Thursday, December 29, 2011

Keeping My Lemon Drops

Whenever the port gets flushed with saline, I can smell and taste the echoes of it. This is apparently common, and the nurse tells me that some people like to suck on lemon drops to  avoid the metallic unpleasantness. I thought about this, but I am pretty fond of lemon drops. My grandmother used to keep a bag of wonderful ones in her house, where you could suck out a little bit of white, sour lemon powder out of the center before enjoying the rest of it. (Russell Stover candies, maybe?) I've always liked sour and tangy foods. I'd hate to give them that bad association of "Here we are, about to start chemo" and lose them forever. No lemon drops for me.

Wednesday, December 21, 2011

"At Least You Won't Lose Your Hair With This Chemo"

I heard a few times that this Folfox chemo wouldn't make me lose my hair. It was supposed to be one of the upsides of colon cancer, such as they are. Then our GI oncology nurse told me it was more like 50-50 odds, and to come down and have them shave my head if it started coming out in handfuls.

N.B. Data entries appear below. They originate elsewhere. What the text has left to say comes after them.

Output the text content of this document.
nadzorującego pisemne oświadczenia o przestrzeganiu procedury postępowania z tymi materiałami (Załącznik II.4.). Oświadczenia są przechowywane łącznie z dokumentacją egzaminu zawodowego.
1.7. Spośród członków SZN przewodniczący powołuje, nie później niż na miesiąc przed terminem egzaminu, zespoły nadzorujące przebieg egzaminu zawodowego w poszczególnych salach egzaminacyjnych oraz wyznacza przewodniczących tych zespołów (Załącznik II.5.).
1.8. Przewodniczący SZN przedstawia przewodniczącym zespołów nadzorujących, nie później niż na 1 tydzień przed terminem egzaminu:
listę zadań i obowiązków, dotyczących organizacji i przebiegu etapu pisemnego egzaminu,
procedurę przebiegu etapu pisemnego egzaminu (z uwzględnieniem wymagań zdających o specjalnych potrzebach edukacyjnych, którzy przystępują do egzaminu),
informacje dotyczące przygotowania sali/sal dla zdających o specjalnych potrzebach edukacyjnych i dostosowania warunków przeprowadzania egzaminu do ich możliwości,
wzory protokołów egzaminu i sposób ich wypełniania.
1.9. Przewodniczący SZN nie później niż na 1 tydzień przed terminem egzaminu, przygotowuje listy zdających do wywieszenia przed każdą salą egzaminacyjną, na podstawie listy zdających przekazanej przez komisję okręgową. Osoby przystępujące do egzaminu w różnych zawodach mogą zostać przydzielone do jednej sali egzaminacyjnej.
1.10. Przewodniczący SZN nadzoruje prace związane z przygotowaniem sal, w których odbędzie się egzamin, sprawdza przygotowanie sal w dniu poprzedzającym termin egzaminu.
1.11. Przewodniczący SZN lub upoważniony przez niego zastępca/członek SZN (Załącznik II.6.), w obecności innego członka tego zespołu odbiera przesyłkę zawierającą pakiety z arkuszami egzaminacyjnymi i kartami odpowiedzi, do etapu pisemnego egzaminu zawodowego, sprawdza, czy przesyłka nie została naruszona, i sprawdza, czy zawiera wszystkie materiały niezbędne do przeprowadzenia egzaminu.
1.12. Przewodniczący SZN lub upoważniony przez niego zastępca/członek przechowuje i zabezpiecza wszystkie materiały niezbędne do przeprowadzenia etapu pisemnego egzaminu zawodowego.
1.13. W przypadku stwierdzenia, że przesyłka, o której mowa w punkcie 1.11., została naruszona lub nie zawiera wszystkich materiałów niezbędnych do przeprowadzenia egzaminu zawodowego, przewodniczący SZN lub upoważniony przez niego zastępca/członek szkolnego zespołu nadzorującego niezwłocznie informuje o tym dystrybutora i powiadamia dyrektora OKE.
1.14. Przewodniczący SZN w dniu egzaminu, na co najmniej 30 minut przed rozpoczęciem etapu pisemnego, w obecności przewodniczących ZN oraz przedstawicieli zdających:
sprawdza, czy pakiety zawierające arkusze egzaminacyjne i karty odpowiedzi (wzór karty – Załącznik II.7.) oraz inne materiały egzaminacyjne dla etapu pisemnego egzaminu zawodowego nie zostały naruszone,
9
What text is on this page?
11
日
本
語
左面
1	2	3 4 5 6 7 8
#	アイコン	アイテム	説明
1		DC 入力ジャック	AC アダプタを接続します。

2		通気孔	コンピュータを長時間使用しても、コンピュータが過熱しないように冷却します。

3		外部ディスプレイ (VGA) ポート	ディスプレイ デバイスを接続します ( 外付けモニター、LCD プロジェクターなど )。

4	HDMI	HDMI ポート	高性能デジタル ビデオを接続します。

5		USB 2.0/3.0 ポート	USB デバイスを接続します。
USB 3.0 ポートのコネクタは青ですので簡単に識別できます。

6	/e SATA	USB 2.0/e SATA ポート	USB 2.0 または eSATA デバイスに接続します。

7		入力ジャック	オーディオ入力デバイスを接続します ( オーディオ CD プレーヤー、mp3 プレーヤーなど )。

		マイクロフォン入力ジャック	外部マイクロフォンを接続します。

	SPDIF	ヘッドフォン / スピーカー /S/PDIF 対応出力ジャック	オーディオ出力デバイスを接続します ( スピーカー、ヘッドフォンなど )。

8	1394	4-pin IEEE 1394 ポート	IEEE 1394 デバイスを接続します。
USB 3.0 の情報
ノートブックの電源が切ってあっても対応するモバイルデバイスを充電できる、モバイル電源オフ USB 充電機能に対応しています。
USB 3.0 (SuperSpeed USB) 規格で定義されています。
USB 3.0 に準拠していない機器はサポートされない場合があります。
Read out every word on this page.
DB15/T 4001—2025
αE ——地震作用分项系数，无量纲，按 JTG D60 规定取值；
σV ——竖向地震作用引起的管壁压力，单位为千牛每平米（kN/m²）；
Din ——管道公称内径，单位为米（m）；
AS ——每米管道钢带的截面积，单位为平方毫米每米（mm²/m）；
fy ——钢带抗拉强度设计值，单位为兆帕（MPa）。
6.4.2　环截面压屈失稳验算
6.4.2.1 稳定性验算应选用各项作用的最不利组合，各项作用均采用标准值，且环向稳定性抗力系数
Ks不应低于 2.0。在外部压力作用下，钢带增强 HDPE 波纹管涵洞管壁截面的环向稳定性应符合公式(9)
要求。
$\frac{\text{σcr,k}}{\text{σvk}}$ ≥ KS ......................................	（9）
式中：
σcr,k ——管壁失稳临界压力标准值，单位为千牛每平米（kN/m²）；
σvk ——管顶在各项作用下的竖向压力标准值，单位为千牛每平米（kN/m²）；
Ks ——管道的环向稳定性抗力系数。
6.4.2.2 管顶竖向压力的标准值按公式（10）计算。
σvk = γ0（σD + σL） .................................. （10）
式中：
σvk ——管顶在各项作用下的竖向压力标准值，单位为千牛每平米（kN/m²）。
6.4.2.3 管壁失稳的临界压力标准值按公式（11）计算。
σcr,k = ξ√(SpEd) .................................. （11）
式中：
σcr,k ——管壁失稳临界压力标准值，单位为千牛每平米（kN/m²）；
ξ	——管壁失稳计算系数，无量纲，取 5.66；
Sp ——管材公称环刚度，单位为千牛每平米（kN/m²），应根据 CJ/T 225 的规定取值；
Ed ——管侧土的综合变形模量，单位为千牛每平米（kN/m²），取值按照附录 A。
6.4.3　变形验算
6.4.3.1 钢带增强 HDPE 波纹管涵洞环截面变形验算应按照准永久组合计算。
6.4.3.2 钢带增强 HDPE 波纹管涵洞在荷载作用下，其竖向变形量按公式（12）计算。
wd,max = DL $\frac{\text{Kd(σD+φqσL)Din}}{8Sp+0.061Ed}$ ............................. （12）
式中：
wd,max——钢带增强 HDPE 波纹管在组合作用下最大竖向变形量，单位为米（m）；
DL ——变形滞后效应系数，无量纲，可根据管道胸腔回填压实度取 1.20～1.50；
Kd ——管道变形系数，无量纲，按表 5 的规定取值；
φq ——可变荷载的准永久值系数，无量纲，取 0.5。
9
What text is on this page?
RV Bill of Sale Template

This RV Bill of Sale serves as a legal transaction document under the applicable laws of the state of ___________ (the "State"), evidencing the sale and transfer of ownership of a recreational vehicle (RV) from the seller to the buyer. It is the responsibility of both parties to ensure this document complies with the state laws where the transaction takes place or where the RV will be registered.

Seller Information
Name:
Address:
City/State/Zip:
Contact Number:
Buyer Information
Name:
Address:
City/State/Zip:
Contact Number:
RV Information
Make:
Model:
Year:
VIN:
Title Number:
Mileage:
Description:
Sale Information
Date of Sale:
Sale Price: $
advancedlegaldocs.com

I remember saying a few times that it would not a huge deal if I fell in the wrong 50, it would only be for six months, hair would grow back, etc. But when my hair actually did start coming out yesterday, a few days after treatment #2, I had to retract all that. I do care. It is so creepy. It's like the definition of something going bizarrely unhealthily wrong. And, for the kids, I don't want them to have that shock and that knowledge. I mean, they saw me go into the hospital once before, when the baby was born. They've seen people throw up before, it's not a "weird" thing. I was hoping to shield all of us from the big in-your-face statement that something is really wrong.